恋とか愛とか
「恋なんて馬鹿にならなきゃやってらんないんだからね!」
友人が私にそう叫んだ。
私は誰と居てもいつもどこか冷静で、人生の中で本当の恋なんてした事がないんじゃないかと思った。
ベタなことを言うけれど、
恋をサイダーに例えるなら、愛はコーヒー。
サイダーに入る炭酸は長くは続かないけれど刺激的で甘ったるくて、コーヒーは苦くてそれにカフェインには中毒性がある。
恋を知る前に愛を知ってしまった人間はどうするのか。
愛というものは悲しみや諦めや憎しみの後にも存在出来る。
幼い頃からコーヒーの苦味に慣れてしまった人は、今更サイダーの甘さに喜ぶことも炭酸の刺激に驚くことも出来ないのではないか。
冷静な人間には特大の馬鹿しか効果はない、などと友達がおかしな事を言うから私は面白くて口に含んだコーヒーを吹き出しそうになった。
目の前に並ぶ彼女とそのパートナーを眺める。
2人はまだ恋の魔法の中に居る。
それぞれが口にするようにお互いに欠点があるけれど、それを打ち消すほどの甘さと本能が2人の間から漂っていた。
破天荒な彼女のパートナーはとても冷静で、出会った頃のお前は本当にヤバいやつだったと微笑み、そう言われた彼女は否定もせずその通り!とおどけている。
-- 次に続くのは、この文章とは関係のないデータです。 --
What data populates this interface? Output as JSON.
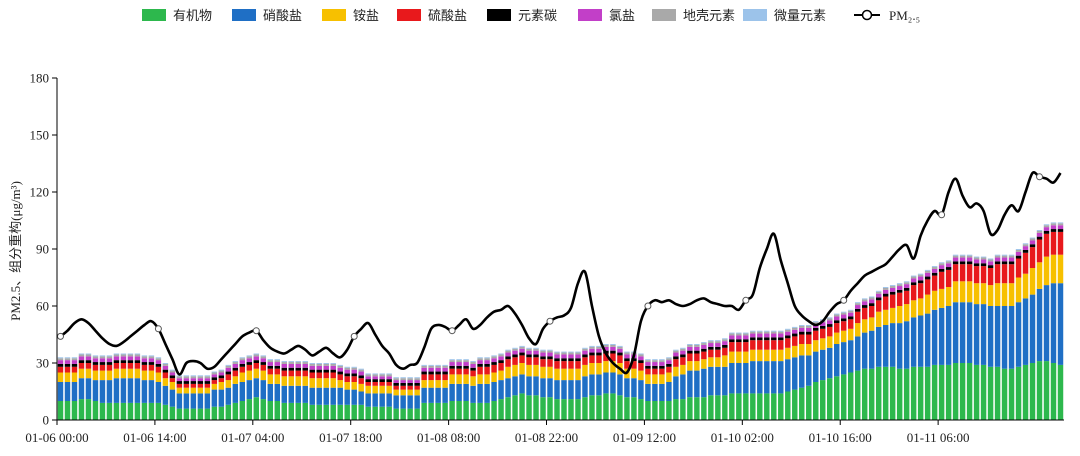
{
  "chart_data": {
    "type": "bar",
    "stacked": true,
    "overlay_line": "PM₂.₅",
    "title": "",
    "xlabel": "",
    "ylabel": "PM2.5、组分重构(μg/m³)",
    "ylim": [
      0,
      180
    ],
    "yticks": [
      0,
      30,
      60,
      90,
      120,
      150,
      180
    ],
    "grid": false,
    "legend_position": "top",
    "x_tick_labels": [
      "01-06 00:00",
      "01-06 14:00",
      "01-07 04:00",
      "01-07 18:00",
      "01-08 08:00",
      "01-08 22:00",
      "01-09 12:00",
      "01-10 02:00",
      "01-10 16:00",
      "01-11 06:00"
    ],
    "x_tick_every": 14,
    "n_hours": 144,
    "series": [
      {
        "name": "有机物",
        "color": "#2db84d",
        "values": [
          10,
          10,
          10,
          11,
          11,
          10,
          9,
          9,
          9,
          9,
          9,
          9,
          9,
          9,
          9,
          8,
          7,
          6,
          6,
          6,
          6,
          6,
          7,
          7,
          8,
          9,
          10,
          11,
          12,
          11,
          10,
          10,
          9,
          9,
          9,
          9,
          8,
          8,
          8,
          8,
          8,
          8,
          8,
          8,
          7,
          7,
          7,
          7,
          6,
          6,
          6,
          6,
          9,
          9,
          9,
          9,
          10,
          10,
          10,
          9,
          9,
          9,
          10,
          11,
          12,
          13,
          14,
          13,
          13,
          12,
          12,
          11,
          11,
          11,
          11,
          12,
          13,
          13,
          14,
          14,
          13,
          12,
          12,
          11,
          10,
          10,
          10,
          10,
          11,
          11,
          12,
          12,
          12,
          13,
          13,
          13,
          14,
          14,
          14,
          14,
          14,
          14,
          14,
          14,
          15,
          16,
          17,
          18,
          20,
          21,
          22,
          23,
          24,
          25,
          26,
          27,
          27,
          28,
          28,
          28,
          27,
          27,
          28,
          28,
          28,
          29,
          29,
          29,
          30,
          30,
          30,
          29,
          29,
          28,
          28,
          27,
          27,
          28,
          29,
          30,
          31,
          31,
          30,
          29
        ]
      },
      {
        "name": "硝酸盐",
        "color": "#1f6fc5",
        "values": [
          10,
          10,
          10,
          11,
          11,
          11,
          12,
          12,
          13,
          13,
          13,
          13,
          12,
          12,
          11,
          10,
          9,
          8,
          8,
          8,
          8,
          8,
          9,
          9,
          9,
          10,
          10,
          10,
          10,
          10,
          9,
          9,
          9,
          9,
          9,
          9,
          9,
          9,
          9,
          9,
          9,
          8,
          8,
          7,
          7,
          7,
          7,
          7,
          7,
          7,
          7,
          7,
          8,
          8,
          8,
          8,
          9,
          9,
          9,
          9,
          10,
          10,
          10,
          10,
          10,
          10,
          10,
          10,
          10,
          10,
          10,
          10,
          10,
          10,
          10,
          11,
          11,
          11,
          11,
          11,
          11,
          10,
          10,
          10,
          9,
          9,
          9,
          10,
          12,
          13,
          14,
          14,
          15,
          15,
          15,
          15,
          16,
          16,
          16,
          17,
          17,
          17,
          17,
          17,
          17,
          17,
          17,
          16,
          16,
          16,
          16,
          17,
          17,
          17,
          18,
          19,
          20,
          21,
          22,
          23,
          24,
          25,
          26,
          27,
          28,
          29,
          30,
          31,
          32,
          32,
          32,
          32,
          32,
          32,
          32,
          33,
          33,
          34,
          35,
          36,
          38,
          40,
          42,
          43
        ]
      },
      {
        "name": "铵盐",
        "color": "#f7c000",
        "values": [
          5,
          5,
          5,
          5,
          5,
          5,
          5,
          5,
          5,
          5,
          5,
          5,
          5,
          5,
          5,
          4,
          4,
          3,
          3,
          3,
          3,
          3,
          3,
          4,
          4,
          4,
          5,
          5,
          5,
          5,
          5,
          5,
          5,
          5,
          5,
          5,
          5,
          5,
          5,
          5,
          4,
          4,
          4,
          4,
          4,
          4,
          4,
          4,
          3,
          3,
          3,
          3,
          4,
          4,
          4,
          4,
          5,
          5,
          5,
          5,
          5,
          5,
          5,
          5,
          6,
          6,
          6,
          6,
          6,
          6,
          6,
          6,
          6,
          6,
          6,
          6,
          6,
          6,
          6,
          6,
          6,
          5,
          5,
          5,
          5,
          5,
          5,
          5,
          5,
          5,
          5,
          5,
          5,
          5,
          5,
          6,
          6,
          6,
          6,
          6,
          6,
          6,
          6,
          6,
          6,
          6,
          6,
          6,
          6,
          6,
          6,
          6,
          6,
          6,
          7,
          7,
          7,
          8,
          8,
          8,
          9,
          9,
          9,
          9,
          10,
          10,
          10,
          10,
          11,
          11,
          11,
          11,
          11,
          11,
          12,
          12,
          12,
          13,
          13,
          14,
          14,
          15,
          15,
          15
        ]
      },
      {
        "name": "硫酸盐",
        "color": "#e8191c",
        "values": [
          3,
          3,
          3,
          3,
          3,
          3,
          3,
          3,
          3,
          3,
          3,
          3,
          3,
          3,
          3,
          3,
          2,
          2,
          2,
          2,
          2,
          2,
          2,
          2,
          3,
          3,
          3,
          3,
          3,
          3,
          3,
          3,
          3,
          3,
          3,
          3,
          3,
          3,
          3,
          3,
          3,
          3,
          3,
          3,
          2,
          2,
          2,
          2,
          2,
          2,
          2,
          2,
          3,
          3,
          3,
          3,
          3,
          3,
          3,
          3,
          4,
          4,
          4,
          4,
          4,
          4,
          4,
          4,
          4,
          4,
          4,
          4,
          4,
          4,
          4,
          4,
          4,
          4,
          4,
          4,
          4,
          4,
          4,
          4,
          3,
          3,
          3,
          3,
          4,
          4,
          4,
          4,
          4,
          4,
          4,
          4,
          5,
          5,
          5,
          5,
          5,
          5,
          5,
          5,
          5,
          5,
          5,
          5,
          5,
          5,
          5,
          5,
          5,
          5,
          6,
          6,
          6,
          6,
          7,
          7,
          7,
          7,
          8,
          8,
          8,
          8,
          9,
          9,
          9,
          9,
          9,
          9,
          9,
          9,
          10,
          10,
          10,
          10,
          11,
          11,
          12,
          12,
          12,
          12
        ]
      },
      {
        "name": "元素碳",
        "color": "#000000",
        "values": [
          1.5,
          1.5,
          1.5,
          1.5,
          1.5,
          1.5,
          1.5,
          1.5,
          1.5,
          1.5,
          1.5,
          1.5,
          1.5,
          1.5,
          1.5,
          1.5,
          1.5,
          1.5,
          1.5,
          1.5,
          1.5,
          1.5,
          1.5,
          1.5,
          1.5,
          1.5,
          1.5,
          1.5,
          1.5,
          1.5,
          1.5,
          1.5,
          1.5,
          1.5,
          1.5,
          1.5,
          1.5,
          1.5,
          1.5,
          1.5,
          1.5,
          1.5,
          1.5,
          1.5,
          1.5,
          1.5,
          1.5,
          1.5,
          1.5,
          1.5,
          1.5,
          1.5,
          1.5,
          1.5,
          1.5,
          1.5,
          1.5,
          1.5,
          1.5,
          1.5,
          1.5,
          1.5,
          1.5,
          1.5,
          1.5,
          1.5,
          1.5,
          1.5,
          1.5,
          1.5,
          1.5,
          1.5,
          1.5,
          1.5,
          1.5,
          1.5,
          1.5,
          1.5,
          1.5,
          1.5,
          1.5,
          1.5,
          1.5,
          1.5,
          1.5,
          1.5,
          1.5,
          1.5,
          1.5,
          1.5,
          1.5,
          1.5,
          1.5,
          1.5,
          1.5,
          1.5,
          1.5,
          1.5,
          1.5,
          1.5,
          1.5,
          1.5,
          1.5,
          1.5,
          1.5,
          1.5,
          1.5,
          1.5,
          1.5,
          1.5,
          1.5,
          1.5,
          1.5,
          1.5,
          1.5,
          1.5,
          1.5,
          1.5,
          1.5,
          1.5,
          1.5,
          1.5,
          1.5,
          1.5,
          1.5,
          1.5,
          1.5,
          1.5,
          1.5,
          1.5,
          1.5,
          1.5,
          1.5,
          1.5,
          1.5,
          1.5,
          1.5,
          1.5,
          1.5,
          1.5,
          1.5,
          1.5,
          1.5,
          1.5,
          1.5,
          1.5
        ]
      },
      {
        "name": "氯盐",
        "color": "#c23fc8",
        "values": [
          2,
          2,
          2,
          2,
          2,
          2,
          2,
          2,
          2,
          2,
          2,
          2,
          2,
          2,
          2,
          2,
          1.5,
          1.5,
          1.5,
          1.5,
          1.5,
          1.5,
          1.5,
          1.5,
          2,
          2,
          2,
          2,
          2,
          2,
          2,
          2,
          2,
          2,
          2,
          2,
          2,
          2,
          2,
          2,
          2,
          2,
          2,
          2,
          1.5,
          1.5,
          1.5,
          1.5,
          1.5,
          1.5,
          1.5,
          1.5,
          2,
          2,
          2,
          2,
          2,
          2,
          2,
          2,
          2,
          2,
          2,
          2,
          2,
          2,
          2,
          2,
          2,
          2,
          2,
          2,
          2,
          2,
          2,
          2,
          2,
          2,
          2,
          2,
          2,
          2,
          2,
          2,
          2,
          2,
          2,
          2,
          2,
          2,
          2,
          2,
          2,
          2,
          2,
          2,
          2,
          2,
          2,
          2,
          2,
          2,
          2,
          2,
          2,
          2,
          2,
          2,
          2,
          2,
          2,
          2,
          2,
          2,
          2,
          2,
          2,
          2,
          2,
          2,
          2,
          2,
          2,
          2,
          2,
          2,
          2,
          2,
          2,
          2,
          2,
          2,
          2,
          2,
          2,
          2,
          2,
          2,
          2,
          2,
          2,
          2,
          2,
          2,
          2,
          2,
          2,
          2
        ]
      },
      {
        "name": "地壳元素",
        "color": "#a9a9a9",
        "values": [
          1,
          1,
          1,
          1,
          1,
          1,
          1,
          1,
          1,
          1,
          1,
          1,
          1,
          1,
          1,
          1,
          1,
          1,
          1,
          1,
          1,
          1,
          1,
          1,
          1,
          1,
          1,
          1,
          1,
          1,
          1,
          1,
          1,
          1,
          1,
          1,
          1,
          1,
          1,
          1,
          1,
          1,
          1,
          1,
          1,
          1,
          1,
          1,
          1,
          1,
          1,
          1,
          1,
          1,
          1,
          1,
          1,
          1,
          1,
          1,
          1,
          1,
          1,
          1,
          1,
          1,
          1,
          1,
          1,
          1,
          1,
          1,
          1,
          1,
          1,
          1,
          1,
          1,
          1,
          1,
          1,
          1,
          1,
          1,
          1,
          1,
          1,
          1,
          1,
          1,
          1,
          1,
          1,
          1,
          1,
          1,
          1,
          1,
          1,
          1,
          1,
          1,
          1,
          1,
          1,
          1,
          1,
          1,
          1,
          1,
          1,
          1,
          1,
          1,
          1,
          1,
          1,
          1,
          1,
          1,
          1,
          1,
          1,
          1,
          1,
          1,
          1,
          1,
          1,
          1,
          1,
          1,
          1,
          1,
          1,
          1,
          1,
          1,
          1,
          1,
          1,
          1,
          1,
          1
        ]
      },
      {
        "name": "微量元素",
        "color": "#9cc3ea",
        "values": [
          0.5,
          0.5,
          0.5,
          0.5,
          0.5,
          0.5,
          0.5,
          0.5,
          0.5,
          0.5,
          0.5,
          0.5,
          0.5,
          0.5,
          0.5,
          0.5,
          0.5,
          0.5,
          0.5,
          0.5,
          0.5,
          0.5,
          0.5,
          0.5,
          0.5,
          0.5,
          0.5,
          0.5,
          0.5,
          0.5,
          0.5,
          0.5,
          0.5,
          0.5,
          0.5,
          0.5,
          0.5,
          0.5,
          0.5,
          0.5,
          0.5,
          0.5,
          0.5,
          0.5,
          0.5,
          0.5,
          0.5,
          0.5,
          0.5,
          0.5,
          0.5,
          0.5,
          0.5,
          0.5,
          0.5,
          0.5,
          0.5,
          0.5,
          0.5,
          0.5,
          0.5,
          0.5,
          0.5,
          0.5,
          0.5,
          0.5,
          0.5,
          0.5,
          0.5,
          0.5,
          0.5,
          0.5,
          0.5,
          0.5,
          0.5,
          0.5,
          0.5,
          0.5,
          0.5,
          0.5,
          0.5,
          0.5,
          0.5,
          0.5,
          0.5,
          0.5,
          0.5,
          0.5,
          0.5,
          0.5,
          0.5,
          0.5,
          0.5,
          0.5,
          0.5,
          0.5,
          0.5,
          0.5,
          0.5,
          0.5,
          0.5,
          0.5,
          0.5,
          0.5,
          0.5,
          0.5,
          0.5,
          0.5,
          0.5,
          0.5,
          0.5,
          0.5,
          0.5,
          0.5,
          0.5,
          0.5,
          0.5,
          0.5,
          0.5,
          0.5,
          0.5,
          0.5,
          0.5,
          0.5,
          0.5,
          0.5,
          0.5,
          0.5,
          0.5,
          0.5,
          0.5,
          0.5,
          0.5,
          0.5,
          0.5,
          0.5,
          0.5,
          0.5,
          0.5,
          0.5,
          0.5,
          0.5,
          0.5,
          0.5,
          0.5,
          0.5
        ]
      }
    ],
    "pm25": {
      "name": "PM₂.₅",
      "color": "#000000",
      "values": [
        44,
        47,
        51,
        53,
        51,
        47,
        43,
        40,
        39,
        41,
        44,
        47,
        50,
        52,
        48,
        40,
        32,
        24,
        30,
        31,
        30,
        27,
        28,
        32,
        36,
        40,
        44,
        46,
        47,
        42,
        38,
        36,
        35,
        37,
        39,
        37,
        34,
        36,
        38,
        35,
        33,
        37,
        44,
        48,
        51,
        45,
        39,
        35,
        29,
        27,
        29,
        30,
        38,
        48,
        50,
        49,
        47,
        50,
        53,
        48,
        50,
        54,
        57,
        58,
        60,
        56,
        50,
        43,
        40,
        48,
        52,
        54,
        55,
        59,
        72,
        78,
        60,
        44,
        35,
        30,
        27,
        25,
        34,
        52,
        60,
        63,
        62,
        63,
        61,
        60,
        61,
        63,
        64,
        62,
        61,
        60,
        60,
        58,
        63,
        66,
        80,
        90,
        98,
        84,
        72,
        60,
        55,
        52,
        50,
        52,
        57,
        61,
        63,
        68,
        72,
        76,
        78,
        80,
        82,
        86,
        90,
        92,
        85,
        97,
        105,
        110,
        108,
        120,
        127,
        118,
        112,
        114,
        110,
        98,
        100,
        108,
        113,
        110,
        120,
        130,
        128,
        127,
        125,
        130
      ],
      "markers_every": 14
    }
  }
}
彼女の方が一方的に何度も迫った事からお付き合いに発展したらしい。
人というものは共通する部分で惹かれるのではなく、相反する部分がピースのようにはまるのではないかと2人を見ながら思った。
「同じ」「一緒」じゃなくて良いのだ。
人は他人と近づこうとする時に相手との共通項ばかりを探しそうとしがちだけれど、
「違う」部分こそが人同士の距離を本当の意味で近づけるのではないか。
私は思った事を口にするでもなく、1人そんな事を考えては2人を眺めて微笑んだ。
コーヒーを飲む事に親しんでしまった私は、パブロフの犬のように苦味を感じた時、それが愛だと条件反射的に勘違いしてしまう癖がついてしまっているのではないか。
愛の後に恋を知る事なんて出来るのだろうか。
順番を間違えて生きてきた人間が、今更純粋な甘さに酔えるのだろうか。
私はテーブルの上に存在しない真っ赤なチェリーの乗った可愛らしいメロンソーダを夢想しながら、両手で包んだコーヒーカップをじっと見つめた。